L’une d’elle venait de commencer le rugby avec Ovale Citoyen, présente rue Lecoq pour donner un coup de main aux sans-abris, indique Jean-François Puech, un des fondateurs de cette association :
« Une dizaine de joueurs de notre équipe vivaient ici, et il faut reconnaître que les conditions sanitaires étaient déplorables. Mais ils commençaient à entrer dans un processus d’insertion, et cette expulsion vient un peu casser la machine. On a désormais au moins 70 personnes à la rue, dont la plupart n’auront pour alternatives que de dormir à la rue, d’aller dans d’autres squats ou d’en ouvrir de nouveaux. C’est un problème qu’on ne fait que déplacer. »
« Lieux insalubres »
La préfecture fait valoir qu’elle exécute une décision de justice du 22 septembre 2017 afin de restituer les locaux au propriétaire privé de l’ancienne boite. Motif :
« Outre l’illégalité de cette occupation, les lieux insalubres représentaient un risque important pour les personnes en terme de sécurité, notamment incendie. »

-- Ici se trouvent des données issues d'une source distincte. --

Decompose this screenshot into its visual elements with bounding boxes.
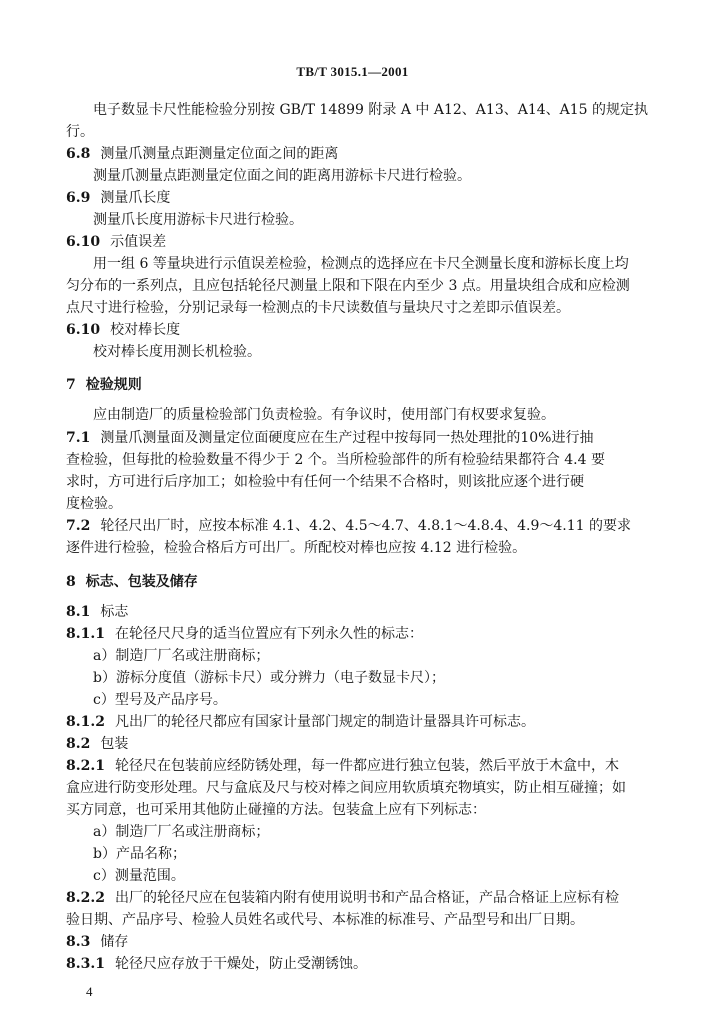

Responsable de la mission squat de Médecins du Monde, Morgan Garcia intervenait régulièrement dans le squat du Bootleg depuis son occupation par de premiers arrivants, à l’automne 2017 :
« Il y a d’abord eu là une vingtaine de personnes très solidaires entre elles. Mais avec l’augmentation du nombre d’occupants les conditions de vie se sont dégradées. L’électricité a été coupée, les caves ont été inondées, et il y a eu des bagarres violentes, à coups de couteau. Je ne sais pas si c’est cela qui a précipité l’expulsion. Mais la préfecture a une fois de plus expulsé sans se rapprocher des acteurs de terrain, ce qui contrevient aux instructions ministérielles sur l »éradication des bidonvilles. Que ce squat soit fermé n’est pas forcément une mauvaise chose en soi, mais il aurait fallu prévoir quelque chose derrière. D’autant que chaque expulsion remet à zéro le travail d’insertion entrepris. »
Un billet vers quelle destination ?
La préfecture assure qu’une « solution d’hébergement ou de logement sera proposée à toute personne relevant de l’asile ou en situation d’urgence sociale » :
« Les demandeurs d’asile seront reçus par l’OFII dans la journée et se verront proposer une solution d’hébergement dans l’un des centres d’accueil et d’orientation de Nouvelle-Aquitaine. Un billet de train leur sera remis et une prise en charge sera assurée à leur arrivée en gare ; les mineurs non accompagnés ont été conduits au COS, association missionnée par le conseil départemental de la Gironde, qui assurera leur prise en charge ; les personnes qui n’étaient pas en capacité de justifier de la régularité de leur séjour, ont été conduites au commissariat central de Bordeaux pour des vérifications d’usage ; les personnes en situation irrégulière auront vocation à quitter le territoire français. Toutes les autres pourront avoir recours aux dispositifs d’hébergement proposés par l’État avec le 115. »
Mardi, une expulsion de squats a également eu lieu dans un immeuble de la Cité Maurice Thorez, à Bègles, avec à la clé des obligations de quitter le territoire français (OQTF) pour des ressortissants albanais.